The attorney said he does not want to risk further lawsuits against the county.
“I, for one, am kind of tired of having to pay out taxpayer dollars to resolve civil suits,” he said, likely referring to several lawsuits filed against former Joe Arpaio during the former sheriff’s time in office.
Late last week, Maricopa County Sheriff Paul Penzone announced that his jails would no longer detain illegal immigrants past their release date to give federal authorities extra time to launch deportation proceedings.
The change was in direct opposition to the policies of Arpaio. Montgomery said Penzone had little legal choice.

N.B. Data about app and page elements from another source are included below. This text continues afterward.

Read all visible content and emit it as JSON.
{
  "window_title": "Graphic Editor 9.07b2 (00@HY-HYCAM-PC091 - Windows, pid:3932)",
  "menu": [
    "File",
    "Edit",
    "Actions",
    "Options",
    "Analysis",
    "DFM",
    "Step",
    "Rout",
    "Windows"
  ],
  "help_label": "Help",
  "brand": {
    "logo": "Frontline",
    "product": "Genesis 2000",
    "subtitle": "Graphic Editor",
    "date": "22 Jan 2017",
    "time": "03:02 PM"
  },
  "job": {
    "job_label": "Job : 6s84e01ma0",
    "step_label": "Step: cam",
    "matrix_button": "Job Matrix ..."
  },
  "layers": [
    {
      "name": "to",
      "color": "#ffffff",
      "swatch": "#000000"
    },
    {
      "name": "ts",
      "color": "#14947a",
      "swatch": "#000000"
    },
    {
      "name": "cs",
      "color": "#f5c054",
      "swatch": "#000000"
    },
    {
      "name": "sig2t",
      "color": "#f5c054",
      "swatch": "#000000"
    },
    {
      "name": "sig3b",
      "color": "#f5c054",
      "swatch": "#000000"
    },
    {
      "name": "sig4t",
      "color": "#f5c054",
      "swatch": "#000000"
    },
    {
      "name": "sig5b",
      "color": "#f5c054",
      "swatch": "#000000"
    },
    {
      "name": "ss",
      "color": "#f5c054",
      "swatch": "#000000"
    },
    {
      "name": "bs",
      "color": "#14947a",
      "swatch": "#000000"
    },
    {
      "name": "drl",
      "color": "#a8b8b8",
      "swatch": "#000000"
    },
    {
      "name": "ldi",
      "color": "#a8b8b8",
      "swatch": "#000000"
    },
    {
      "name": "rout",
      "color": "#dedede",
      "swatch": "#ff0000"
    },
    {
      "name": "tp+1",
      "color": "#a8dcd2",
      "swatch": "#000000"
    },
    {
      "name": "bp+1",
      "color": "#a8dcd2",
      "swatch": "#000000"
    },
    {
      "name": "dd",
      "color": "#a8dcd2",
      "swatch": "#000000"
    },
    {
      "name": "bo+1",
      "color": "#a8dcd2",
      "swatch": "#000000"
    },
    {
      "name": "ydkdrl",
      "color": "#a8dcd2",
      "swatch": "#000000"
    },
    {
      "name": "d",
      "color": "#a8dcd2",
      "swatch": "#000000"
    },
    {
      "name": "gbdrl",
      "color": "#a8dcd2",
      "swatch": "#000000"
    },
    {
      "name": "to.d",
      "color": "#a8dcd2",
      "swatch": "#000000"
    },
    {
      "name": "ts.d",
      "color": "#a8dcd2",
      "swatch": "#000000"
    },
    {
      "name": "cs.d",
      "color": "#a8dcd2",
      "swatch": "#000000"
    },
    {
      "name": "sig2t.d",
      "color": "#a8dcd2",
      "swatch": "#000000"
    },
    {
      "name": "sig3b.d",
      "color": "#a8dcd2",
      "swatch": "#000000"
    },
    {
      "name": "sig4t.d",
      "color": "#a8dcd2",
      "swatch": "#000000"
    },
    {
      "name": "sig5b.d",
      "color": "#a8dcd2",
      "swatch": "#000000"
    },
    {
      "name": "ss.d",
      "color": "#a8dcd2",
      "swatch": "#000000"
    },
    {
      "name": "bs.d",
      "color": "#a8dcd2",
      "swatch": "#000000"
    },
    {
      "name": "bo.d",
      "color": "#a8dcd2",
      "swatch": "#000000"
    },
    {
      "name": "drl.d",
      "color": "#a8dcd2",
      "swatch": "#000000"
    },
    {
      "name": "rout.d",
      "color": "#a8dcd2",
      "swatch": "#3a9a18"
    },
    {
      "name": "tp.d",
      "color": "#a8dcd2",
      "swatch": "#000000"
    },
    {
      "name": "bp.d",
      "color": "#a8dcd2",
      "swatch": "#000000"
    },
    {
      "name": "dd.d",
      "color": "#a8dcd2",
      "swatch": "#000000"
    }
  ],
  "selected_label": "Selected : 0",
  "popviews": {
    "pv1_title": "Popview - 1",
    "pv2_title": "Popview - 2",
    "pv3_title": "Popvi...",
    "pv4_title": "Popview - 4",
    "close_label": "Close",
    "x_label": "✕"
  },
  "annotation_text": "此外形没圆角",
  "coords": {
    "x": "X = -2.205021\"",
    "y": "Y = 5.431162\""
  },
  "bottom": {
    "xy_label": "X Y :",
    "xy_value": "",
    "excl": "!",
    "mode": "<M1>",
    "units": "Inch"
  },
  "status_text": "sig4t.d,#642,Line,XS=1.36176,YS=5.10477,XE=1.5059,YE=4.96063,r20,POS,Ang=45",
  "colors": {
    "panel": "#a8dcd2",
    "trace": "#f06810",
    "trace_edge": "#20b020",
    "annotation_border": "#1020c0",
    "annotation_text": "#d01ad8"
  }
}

“What we’re (the county) required to do now, based on what we can see federal courts ordering sheriffs to do, is less than what we’d like to do, but anything more would be ruled a constitutional violation,” he said.
Some illegal immigrants have been released since Penzone’s policy went into effect, but Montgomery said he was unsure of an exact number.
The new policy does not mean, however, that the sheriff’s office will no longer work with Immigration and Customs Enforcement officers. Montgomery said the five to six hours it takes to release an inmate should allow for plenty of communication time between the agencies.
“We certainly, as local law enforcement, do not want to impede legitimate law enforcement by the federal government,” he said, adding that he is working on a new policy to simplify the communication process.